Enrichment of the HR 8799 planets by minor bodies and dust

TL;DR

This study uses N-body simulations to assess how minor bodies and dust from belts in the HR 8799 system impact its planets, revealing that impacts deliver small but potentially significant amounts of volatiles and refractories, with implications for planetary composition and habitability.

Contribution

It provides the first detailed dynamical modeling of impact rates and material delivery from belts to exoplanets in the HR 8799 system, including estimates of volatile and refractory transfer.

Findings

Impact rates are constant over time after belt evolution.

Total delivered material is small compared to planetary mass.

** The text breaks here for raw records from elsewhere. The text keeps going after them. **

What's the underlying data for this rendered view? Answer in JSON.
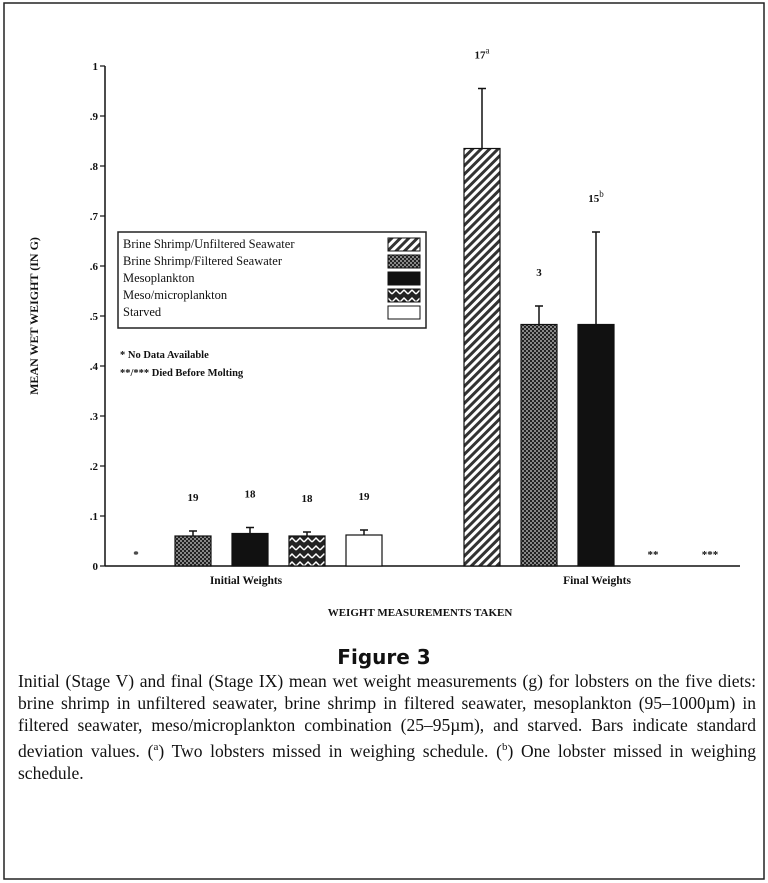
{
  "chart_data": {
    "type": "bar",
    "figure_label": "Figure 3",
    "xlabel": "WEIGHT MEASUREMENTS TAKEN",
    "ylabel": "MEAN WET WEIGHT (IN G)",
    "categories": [
      "Initial Weights",
      "Final Weights"
    ],
    "ylim": [
      0,
      1
    ],
    "yticks": [
      0,
      {
        "value": 0.1,
        "label": ".1"
      },
      {
        "value": 0.2,
        "label": ".2"
      },
      {
        "value": 0.3,
        "label": ".3"
      },
      {
        "value": 0.4,
        "label": ".4"
      },
      {
        "value": 0.5,
        "label": ".5"
      },
      {
        "value": 0.6,
        "label": ".6"
      },
      {
        "value": 0.7,
        "label": ".7"
      },
      {
        "value": 0.8,
        "label": ".8"
      },
      {
        "value": 0.9,
        "label": ".9"
      },
      1
    ],
    "series": [
      {
        "name": "Brine Shrimp/Unfiltered Seawater",
        "pattern": "hatch",
        "color": "#222222",
        "values": [
          null,
          0.835
        ],
        "errors": [
          null,
          0.12
        ],
        "labels": [
          "*",
          "17"
        ],
        "label_notes": [
          null,
          "a"
        ]
      },
      {
        "name": "Brine Shrimp/Filtered Seawater",
        "pattern": "checker",
        "color": "#222222",
        "values": [
          0.06,
          0.483
        ],
        "errors": [
          0.01,
          0.037
        ],
        "labels": [
          "19",
          "3"
        ],
        "label_notes": [
          null,
          null
        ]
      },
      {
        "name": "Mesoplankton",
        "pattern": "solid",
        "color": "#111111",
        "values": [
          0.065,
          0.483
        ],
        "errors": [
          0.012,
          0.185
        ],
        "labels": [
          "18",
          "15"
        ],
        "label_notes": [
          null,
          "b"
        ]
      },
      {
        "name": "Meso/microplankton",
        "pattern": "zigzag",
        "color": "#222222",
        "values": [
          0.06,
          null
        ],
        "errors": [
          0.008,
          null
        ],
        "labels": [
          "18",
          "**"
        ],
        "label_notes": [
          null,
          null
        ]
      },
      {
        "name": "Starved",
        "pattern": "none",
        "color": "#ffffff",
        "values": [
          0.062,
          null
        ],
        "errors": [
          0.01,
          null
        ],
        "labels": [
          "19",
          "***"
        ],
        "label_notes": [
          null,
          null
        ]
      }
    ],
    "footnotes": [
      "* No Data Available",
      "**/*** Died Before Molting"
    ],
    "caption": [
      {
        "text": "Initial (Stage V) and final (Stage IX) mean wet weight measurements (g) for lobsters on the five diets: brine shrimp in unfiltered seawater, brine shrimp in filtered seawater, mesoplankton (95–1000µm) in filtered seawater, meso/microplankton combination (25–95µm), and starved. Bars indicate standard deviation values. ("
      },
      {
        "sup": "a"
      },
      {
        "text": ") Two lobsters missed in weighing schedule. ("
      },
      {
        "sup": "b"
      },
      {
        "text": ") One lobster missed in weighing schedule."
      }
    ]
  }
}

Volatile delivery could influence planetary atmospheres and habitability.

Abstract

In the Solar System, minor bodies and dust deliver various materials to planetary surfaces. Several exoplanetary systems are known to host inner and outer belts, analogues of the main asteroid belt and the Kuiper belt. We study the possibility that exominor bodies and exodust deliver volatiles and refractories to the exoplanets in the system HR8799 by performing N-body simulations. The model consists of the host star, four giant planets (HR8799 e, d, c, and b), 650000 test particles representing the inner belt, and 1450000 test particles representing the outer belt. Moreover we modelled dust populations that originate from both belts. Within a million years, the two belts evolve towards the expected dynamical structure (also derived in other works), where mean-motion resonances with the planets carve the analogues of Kirkwood gaps. We find that, after this point, the planets suffer impacts by objects from the inner and outer belt at rates that are essentially constant with time, while dust populations do not contribute significantly to the delivery process. We convert the impact rates to volatile and refractory delivery rates using our best estimates of the total mass contained in the belts and their volatile and refractory content. Over their lifetime, the four giant planets receive between $10^{-4}$ and $10^{-3}M_\bigoplus$ of material from both belts. The total amount of delivered volatiles and refractories, ${5\times10^{-3}\textrm{M}_\bigoplus}$, is small compared to the total mass of the planets, $11\times10^{3}\textrm{M}_\bigoplus$. However, if the planets were formed to be volatile-rich, their exogenous enrichment in refractory material may well be significant and observable, for example with JWST-MIRI. If terrestrial planets exist within the snow line of the system, volatile delivery would be an important astrobiological mechanism and may be observable as atmospheric trace gases.